ECLI:NL:GHAMS:2020:1553
Gerechtshof Amsterdam
- Hoger beroep
- Rechtspraak.nl
Verklaring voor recht inzake vorderingen op nalatenschap en proceskosten in familierechtelijke geschillen
In deze zaak heeft het Gerechtshof Amsterdam op 19 mei 2020 uitspraak gedaan in hoger beroep over een geschil tussen [appellant] en [geïntimeerde sub 1] en [geïntimeerde sub 2] betreffende de nalatenschap van erflaatster. [appellant] is één van de erfgenamen van zijn overleden moeder, die als executeur is benoemd. De zaak betreft een vordering tot verklaring voor recht dat na betaling van een bedrag van € 20.939,57 aan [geïntimeerde sub 2], er geen vorderingen meer bestaan tussen de partijen en op de nalatenschap van erflaatster.

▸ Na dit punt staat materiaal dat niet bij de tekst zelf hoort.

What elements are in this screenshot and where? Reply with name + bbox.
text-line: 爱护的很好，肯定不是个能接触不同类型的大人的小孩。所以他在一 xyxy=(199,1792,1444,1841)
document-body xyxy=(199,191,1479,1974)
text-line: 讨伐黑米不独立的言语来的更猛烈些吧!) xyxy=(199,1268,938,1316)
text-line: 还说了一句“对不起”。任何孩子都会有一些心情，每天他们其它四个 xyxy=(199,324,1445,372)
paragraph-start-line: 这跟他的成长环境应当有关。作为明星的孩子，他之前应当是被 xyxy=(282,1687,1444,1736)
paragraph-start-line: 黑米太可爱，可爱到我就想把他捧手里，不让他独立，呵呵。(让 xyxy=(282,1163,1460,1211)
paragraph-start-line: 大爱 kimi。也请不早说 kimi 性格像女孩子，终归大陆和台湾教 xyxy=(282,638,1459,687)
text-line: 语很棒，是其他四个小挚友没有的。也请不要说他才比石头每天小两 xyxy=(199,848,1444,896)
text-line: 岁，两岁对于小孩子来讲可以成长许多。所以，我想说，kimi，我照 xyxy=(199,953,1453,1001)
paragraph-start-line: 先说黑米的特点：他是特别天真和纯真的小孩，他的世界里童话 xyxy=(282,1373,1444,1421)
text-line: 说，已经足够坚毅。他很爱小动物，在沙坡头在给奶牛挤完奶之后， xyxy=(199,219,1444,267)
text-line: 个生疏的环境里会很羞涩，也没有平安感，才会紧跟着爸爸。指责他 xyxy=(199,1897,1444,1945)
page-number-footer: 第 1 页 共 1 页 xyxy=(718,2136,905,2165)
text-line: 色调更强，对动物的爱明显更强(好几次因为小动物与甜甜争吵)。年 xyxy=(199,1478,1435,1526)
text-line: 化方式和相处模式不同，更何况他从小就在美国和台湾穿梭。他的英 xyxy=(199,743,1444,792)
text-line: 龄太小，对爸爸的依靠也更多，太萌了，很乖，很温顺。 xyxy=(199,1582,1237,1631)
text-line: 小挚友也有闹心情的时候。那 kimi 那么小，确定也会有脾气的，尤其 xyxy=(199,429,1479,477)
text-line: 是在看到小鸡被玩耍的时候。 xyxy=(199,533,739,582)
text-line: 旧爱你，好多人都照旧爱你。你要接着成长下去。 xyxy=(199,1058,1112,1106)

De kantonrechter had in eerste aanleg een deel van de vordering toegewezen, maar [appellant] ging in hoger beroep omdat hij vond dat de kantonrechter niet volledig had erkend dat partijen na betaling niets meer van elkaar te vorderen hadden.
Het hof heeft vastgesteld dat de feiten in hoger beroep niet in geschil zijn en heeft de vordering van [appellant] om voor recht te verklaren dat er geen vorderingen meer zijn, toegewezen. Het hof oordeelde dat de kantonrechter ten onrechte niet had verklaard dat partijen na betaling over en weer niets meer van elkaar te vorderen hebben. De vordering van [appellant] om [geïntimeerde sub 1] te veroordelen in de proceskosten werd afgewezen, omdat [geïntimeerde sub 1] had aangegeven geen vorderingen te hebben. Het hof heeft het vonnis van de kantonrechter vernietigd voor zover dat de subsidiaire vordering van [appellant] had afgewezen en heeft opnieuw recht gedaan, waarbij het de gevorderde verklaring voor recht heeft toegewezen.